DASH with a huge percentage of its coins locked away in masternodes
They are not locked away any more than any other coin where people keep them in their own wallets i.e. not on an exchange. Should cold wallets be banned in your opinion before a coin's market cap is meaningful, because it's far more difficult to spend from a cold wallet than from a masternode? Or only the coins in exchanges be counted in the market cap? Or only the coins on asks, because if you can't buy them they are not liquid?
For a currency to be truly fungible every coin needs to be treated equally and be available for spending at all times. That simply is not the case for masternodes where coins cannot be spent.

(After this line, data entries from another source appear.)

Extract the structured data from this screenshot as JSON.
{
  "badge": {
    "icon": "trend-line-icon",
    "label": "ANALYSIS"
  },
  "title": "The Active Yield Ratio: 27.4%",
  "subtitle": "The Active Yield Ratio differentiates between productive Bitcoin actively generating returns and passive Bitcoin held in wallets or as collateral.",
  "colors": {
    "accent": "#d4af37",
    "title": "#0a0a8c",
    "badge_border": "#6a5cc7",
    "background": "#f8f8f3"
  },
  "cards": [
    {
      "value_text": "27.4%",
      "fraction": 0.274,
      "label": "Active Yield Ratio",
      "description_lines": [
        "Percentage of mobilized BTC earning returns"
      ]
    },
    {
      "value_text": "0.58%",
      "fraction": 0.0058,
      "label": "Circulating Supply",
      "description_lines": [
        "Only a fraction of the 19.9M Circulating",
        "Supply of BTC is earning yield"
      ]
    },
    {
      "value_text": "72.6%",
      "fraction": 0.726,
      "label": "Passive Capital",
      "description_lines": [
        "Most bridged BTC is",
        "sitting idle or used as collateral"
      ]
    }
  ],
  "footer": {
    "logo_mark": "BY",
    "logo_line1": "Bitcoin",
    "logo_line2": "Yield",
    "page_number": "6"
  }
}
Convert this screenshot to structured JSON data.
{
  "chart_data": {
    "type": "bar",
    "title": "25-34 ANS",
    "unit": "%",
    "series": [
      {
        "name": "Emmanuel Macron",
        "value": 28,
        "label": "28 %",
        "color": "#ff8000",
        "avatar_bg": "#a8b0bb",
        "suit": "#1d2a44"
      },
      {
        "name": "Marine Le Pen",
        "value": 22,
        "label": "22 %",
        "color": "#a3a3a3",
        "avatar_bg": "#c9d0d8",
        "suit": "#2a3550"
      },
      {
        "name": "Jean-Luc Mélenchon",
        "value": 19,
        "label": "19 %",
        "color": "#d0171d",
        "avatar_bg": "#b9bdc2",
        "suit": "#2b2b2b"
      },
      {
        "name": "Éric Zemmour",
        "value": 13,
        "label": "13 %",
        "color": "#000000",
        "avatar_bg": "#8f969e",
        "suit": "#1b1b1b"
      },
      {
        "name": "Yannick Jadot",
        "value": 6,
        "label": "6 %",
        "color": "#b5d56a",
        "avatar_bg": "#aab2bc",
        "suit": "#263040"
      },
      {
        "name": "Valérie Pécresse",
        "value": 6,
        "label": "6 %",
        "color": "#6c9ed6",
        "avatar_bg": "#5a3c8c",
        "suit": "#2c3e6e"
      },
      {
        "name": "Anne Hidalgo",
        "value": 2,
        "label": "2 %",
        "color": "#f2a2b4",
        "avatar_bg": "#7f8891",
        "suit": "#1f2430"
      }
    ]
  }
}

At roughly 2000 masternoes, (1000 coins each) supply is restricted by 2 million DASH!
No. "Masternode coins" are coins just like any other coins and are available to be spent any time immediately. The 1000 coin outputs are just as much part of the total supply and spendable as any other outputs.
I agree with illodin.
The reason the market cap is suspect is that the distribution is also suspect, and if it is tightly controlled the market cap becomes non-meaningful. For example, we know a large portion of the coins (masternodes) are held by Otoh and that he obtained those coins directly from the instamine or from someone who instamined them. We don't know the disposition of the rest of the instamine coins and whether they remain tightly controlled by insiders. This includes, by the way, coins that Otoh has sold in large blocks, since we don't know the relationship between buyer and seller, or between the buyer and other insiders.
Still, my overall
opinion is that Dash's market cap is
largely a valid market phenomenon, unlike some other coins. It is also somewhat incomparable to non-proof-of-stake coins that don't pay interest in more coins, but that's another issue.